Hacemos de la muerte un problema, yo mismo lo estoy haciendo ahora, pero se trata de un artificio: la sombra venenosa de un tejo azotado por viento y agua, la orilla del río con agua fresca de color entre esmeralda y turquesa, el silencio de tu biblioteca, el mar bravío o el brutal estampido del cazador. Es sólo cuestión de arrojo, de que las brumas de la desmemoria no se apoderen antes de ti para impedirlo.
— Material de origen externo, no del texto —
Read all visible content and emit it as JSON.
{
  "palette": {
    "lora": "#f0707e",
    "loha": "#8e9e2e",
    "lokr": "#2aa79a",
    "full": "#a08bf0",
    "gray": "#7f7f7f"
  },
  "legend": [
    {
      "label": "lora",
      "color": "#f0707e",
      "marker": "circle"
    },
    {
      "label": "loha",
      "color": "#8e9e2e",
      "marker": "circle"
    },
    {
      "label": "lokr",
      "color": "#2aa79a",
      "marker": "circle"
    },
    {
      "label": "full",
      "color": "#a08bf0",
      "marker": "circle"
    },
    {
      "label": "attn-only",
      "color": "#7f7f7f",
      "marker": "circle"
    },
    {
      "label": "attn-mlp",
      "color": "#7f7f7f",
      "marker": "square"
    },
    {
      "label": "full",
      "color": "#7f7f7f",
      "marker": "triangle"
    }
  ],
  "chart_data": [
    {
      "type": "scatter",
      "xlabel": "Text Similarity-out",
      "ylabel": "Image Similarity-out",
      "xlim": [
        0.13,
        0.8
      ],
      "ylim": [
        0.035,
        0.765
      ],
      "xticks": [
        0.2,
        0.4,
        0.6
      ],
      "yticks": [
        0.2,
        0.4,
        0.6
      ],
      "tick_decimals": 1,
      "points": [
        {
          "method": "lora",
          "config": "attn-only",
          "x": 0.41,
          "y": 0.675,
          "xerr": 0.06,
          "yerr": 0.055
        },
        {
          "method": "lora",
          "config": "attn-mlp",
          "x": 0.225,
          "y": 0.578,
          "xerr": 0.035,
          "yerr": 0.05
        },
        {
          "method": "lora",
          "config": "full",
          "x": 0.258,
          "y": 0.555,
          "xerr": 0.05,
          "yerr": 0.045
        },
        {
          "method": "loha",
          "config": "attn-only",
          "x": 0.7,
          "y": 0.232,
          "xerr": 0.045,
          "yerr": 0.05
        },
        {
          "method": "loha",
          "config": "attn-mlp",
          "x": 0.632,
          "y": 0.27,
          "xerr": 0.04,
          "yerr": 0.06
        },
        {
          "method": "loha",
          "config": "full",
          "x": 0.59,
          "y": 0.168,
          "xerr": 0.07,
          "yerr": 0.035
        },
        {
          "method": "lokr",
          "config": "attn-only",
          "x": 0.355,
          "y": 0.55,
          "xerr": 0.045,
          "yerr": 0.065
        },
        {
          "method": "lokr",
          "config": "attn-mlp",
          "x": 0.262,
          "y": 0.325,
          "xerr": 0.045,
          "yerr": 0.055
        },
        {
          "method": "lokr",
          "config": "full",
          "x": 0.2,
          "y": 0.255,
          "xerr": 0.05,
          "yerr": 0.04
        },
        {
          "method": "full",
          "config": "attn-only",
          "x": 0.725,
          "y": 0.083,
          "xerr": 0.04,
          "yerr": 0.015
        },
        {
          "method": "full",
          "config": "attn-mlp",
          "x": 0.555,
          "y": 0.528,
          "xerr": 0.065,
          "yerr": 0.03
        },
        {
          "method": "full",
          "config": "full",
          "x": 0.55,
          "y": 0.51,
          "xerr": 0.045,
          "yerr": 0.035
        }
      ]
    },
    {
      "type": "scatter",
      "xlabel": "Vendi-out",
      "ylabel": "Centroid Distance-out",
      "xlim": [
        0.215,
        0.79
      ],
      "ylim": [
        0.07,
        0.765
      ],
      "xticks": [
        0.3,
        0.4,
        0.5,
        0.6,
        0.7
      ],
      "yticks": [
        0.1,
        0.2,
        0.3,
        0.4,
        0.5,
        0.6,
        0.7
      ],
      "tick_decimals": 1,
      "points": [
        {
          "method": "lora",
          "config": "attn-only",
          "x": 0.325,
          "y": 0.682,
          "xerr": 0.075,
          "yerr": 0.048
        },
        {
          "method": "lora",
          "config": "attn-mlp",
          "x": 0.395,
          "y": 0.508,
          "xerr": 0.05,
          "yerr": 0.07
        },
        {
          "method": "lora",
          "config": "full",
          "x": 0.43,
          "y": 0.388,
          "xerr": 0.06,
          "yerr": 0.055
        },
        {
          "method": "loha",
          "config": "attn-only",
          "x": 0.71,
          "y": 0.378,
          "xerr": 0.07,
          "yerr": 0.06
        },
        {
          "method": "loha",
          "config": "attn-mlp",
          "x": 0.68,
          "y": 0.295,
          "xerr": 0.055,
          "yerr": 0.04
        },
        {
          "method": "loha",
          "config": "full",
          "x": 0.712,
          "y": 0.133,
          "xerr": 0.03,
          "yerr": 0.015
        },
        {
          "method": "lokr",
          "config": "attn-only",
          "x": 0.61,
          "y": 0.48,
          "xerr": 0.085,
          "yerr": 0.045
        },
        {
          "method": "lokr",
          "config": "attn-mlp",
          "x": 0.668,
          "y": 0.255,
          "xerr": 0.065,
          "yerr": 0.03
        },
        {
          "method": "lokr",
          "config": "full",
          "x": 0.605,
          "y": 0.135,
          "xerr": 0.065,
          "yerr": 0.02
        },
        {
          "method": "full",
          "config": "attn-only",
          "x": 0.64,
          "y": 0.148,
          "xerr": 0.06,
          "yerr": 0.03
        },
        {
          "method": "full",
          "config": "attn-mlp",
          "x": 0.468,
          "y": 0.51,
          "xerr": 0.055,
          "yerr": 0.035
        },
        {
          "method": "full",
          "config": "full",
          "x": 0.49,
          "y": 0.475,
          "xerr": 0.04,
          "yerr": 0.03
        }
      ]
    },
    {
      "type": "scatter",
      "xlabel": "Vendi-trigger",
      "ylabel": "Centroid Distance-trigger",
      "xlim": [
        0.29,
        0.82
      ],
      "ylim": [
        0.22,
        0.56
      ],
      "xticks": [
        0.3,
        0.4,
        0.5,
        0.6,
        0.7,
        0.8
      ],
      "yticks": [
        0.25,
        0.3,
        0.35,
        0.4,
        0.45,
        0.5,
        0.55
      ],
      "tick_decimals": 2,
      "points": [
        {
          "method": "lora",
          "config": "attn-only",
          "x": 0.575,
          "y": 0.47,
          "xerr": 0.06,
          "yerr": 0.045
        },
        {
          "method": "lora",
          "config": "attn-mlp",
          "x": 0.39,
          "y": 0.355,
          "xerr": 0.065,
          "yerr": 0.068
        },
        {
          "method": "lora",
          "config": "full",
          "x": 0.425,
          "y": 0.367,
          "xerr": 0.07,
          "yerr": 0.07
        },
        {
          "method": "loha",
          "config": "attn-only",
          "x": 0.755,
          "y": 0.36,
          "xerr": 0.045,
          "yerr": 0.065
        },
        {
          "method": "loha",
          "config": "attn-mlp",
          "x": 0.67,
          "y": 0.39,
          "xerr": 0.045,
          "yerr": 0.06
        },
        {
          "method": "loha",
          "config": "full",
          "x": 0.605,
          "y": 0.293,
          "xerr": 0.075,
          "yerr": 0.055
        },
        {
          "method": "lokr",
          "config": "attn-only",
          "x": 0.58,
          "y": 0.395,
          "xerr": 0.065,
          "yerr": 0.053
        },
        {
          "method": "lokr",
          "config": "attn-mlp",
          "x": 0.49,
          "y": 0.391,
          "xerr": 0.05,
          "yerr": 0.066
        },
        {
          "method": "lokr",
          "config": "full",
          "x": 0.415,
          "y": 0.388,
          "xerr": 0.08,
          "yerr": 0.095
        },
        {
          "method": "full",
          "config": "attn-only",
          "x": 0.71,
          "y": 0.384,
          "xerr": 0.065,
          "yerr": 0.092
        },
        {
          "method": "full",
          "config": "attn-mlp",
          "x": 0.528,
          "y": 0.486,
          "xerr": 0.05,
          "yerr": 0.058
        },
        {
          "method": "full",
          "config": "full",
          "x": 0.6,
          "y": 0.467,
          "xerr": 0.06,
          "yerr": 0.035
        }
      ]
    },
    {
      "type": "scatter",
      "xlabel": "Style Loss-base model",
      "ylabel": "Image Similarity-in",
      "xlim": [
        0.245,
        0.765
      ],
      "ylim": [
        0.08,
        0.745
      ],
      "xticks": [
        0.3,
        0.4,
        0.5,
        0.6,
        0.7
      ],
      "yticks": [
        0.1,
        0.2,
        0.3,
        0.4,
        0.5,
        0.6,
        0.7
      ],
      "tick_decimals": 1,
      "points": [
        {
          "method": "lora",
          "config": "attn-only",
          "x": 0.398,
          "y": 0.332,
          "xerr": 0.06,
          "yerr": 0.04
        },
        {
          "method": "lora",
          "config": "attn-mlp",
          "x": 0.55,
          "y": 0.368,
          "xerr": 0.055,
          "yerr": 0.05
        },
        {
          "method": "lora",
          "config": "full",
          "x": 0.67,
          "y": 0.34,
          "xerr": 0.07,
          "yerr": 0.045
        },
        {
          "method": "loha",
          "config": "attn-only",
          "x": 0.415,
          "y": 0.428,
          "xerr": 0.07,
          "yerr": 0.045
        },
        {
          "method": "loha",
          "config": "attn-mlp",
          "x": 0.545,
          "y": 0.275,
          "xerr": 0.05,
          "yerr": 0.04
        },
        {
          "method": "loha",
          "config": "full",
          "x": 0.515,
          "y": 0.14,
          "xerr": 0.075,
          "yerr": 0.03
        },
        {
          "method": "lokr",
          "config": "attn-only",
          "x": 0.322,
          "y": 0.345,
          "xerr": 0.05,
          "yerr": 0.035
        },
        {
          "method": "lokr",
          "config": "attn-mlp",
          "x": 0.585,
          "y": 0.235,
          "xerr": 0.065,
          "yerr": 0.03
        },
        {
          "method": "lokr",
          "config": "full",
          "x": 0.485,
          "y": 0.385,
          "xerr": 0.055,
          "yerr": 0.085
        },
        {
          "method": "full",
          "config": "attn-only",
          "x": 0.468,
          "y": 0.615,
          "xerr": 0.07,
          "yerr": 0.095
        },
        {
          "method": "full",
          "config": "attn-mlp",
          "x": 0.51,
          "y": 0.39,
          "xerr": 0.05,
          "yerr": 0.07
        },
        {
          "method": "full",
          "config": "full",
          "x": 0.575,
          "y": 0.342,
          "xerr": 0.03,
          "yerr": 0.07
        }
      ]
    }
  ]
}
Un paisaje bonito, un poco de música tranquila para acompañar el silencio poblado por ecos del campo y un dormir para no despertar.

*

–Seguramente odias a esa persona –No, sería capaz de darle un abrazo como si nunca hubiera ocurrido nada. No siempre son ciertos el valor en el soldado, la sagacidad en el cazador y el odio en la víctima. Mientras te defiendes no puede haber odio porque éste surge naturalmente de la indefensión, aliada con la envidia y yo no envidio nada de lo que tal persona tiene.

*

M. sigue perdida en la bruma del no saber aunque reconoce mi voz por teléfono y dice que me quiere. Creo que habla al niño que fui, tal vez al adolescente que la llevaba al cine sabiendo que a P. no le gustaba pasar la tarde a oscuras. Me reconoce todavía y eso ahonda la pena. Con ocho años, en mi habitación, lloraba silenciosamente con la idea de perderla, de que un día moriría y no podría abrazarla más ni sentir su olor. Y ahora anda perdida en alguna parte de la que no puedo traerla ¿Dónde estará? ¿Qué pensamientos la ocupan? Miro su foto de madre joven y bella –lo ha sido mucho– que he puesto en la mesilla de noche. Sus ojos vivos, de mirar dulce y penetrante al tiempo, capaz de calar a las personas hasta el hueso. Su jovialidad y entrega a todos nosotros sin una queja. Hace tiempo que cerró la puerta, dejando una rendija para sus hijos. Nada más parece importarle y mi corazón se va rompiendo mientras llega el día, temido, en el que no sabrá quién soy. Suspiros muertos sobre los estanques.

*

Miguelito ha llegado un poco después de la comida, calado hasta los huesos. Llueve con la rabia acostumbrada y un airón que llega de tierra portuguesa revuelve las gotas. Pedía algo de abrigo pero no quiere pasar a probarse. Se ha ido con un tabardo encerado, con forro por dentro, tan feliz como el niño que es. Dice que se va a Madroñera y la sierra, con el temporal. El barbour creo que era mío. Miguel tiene cuerpo de pobre, le vale todo y todo le cae bien.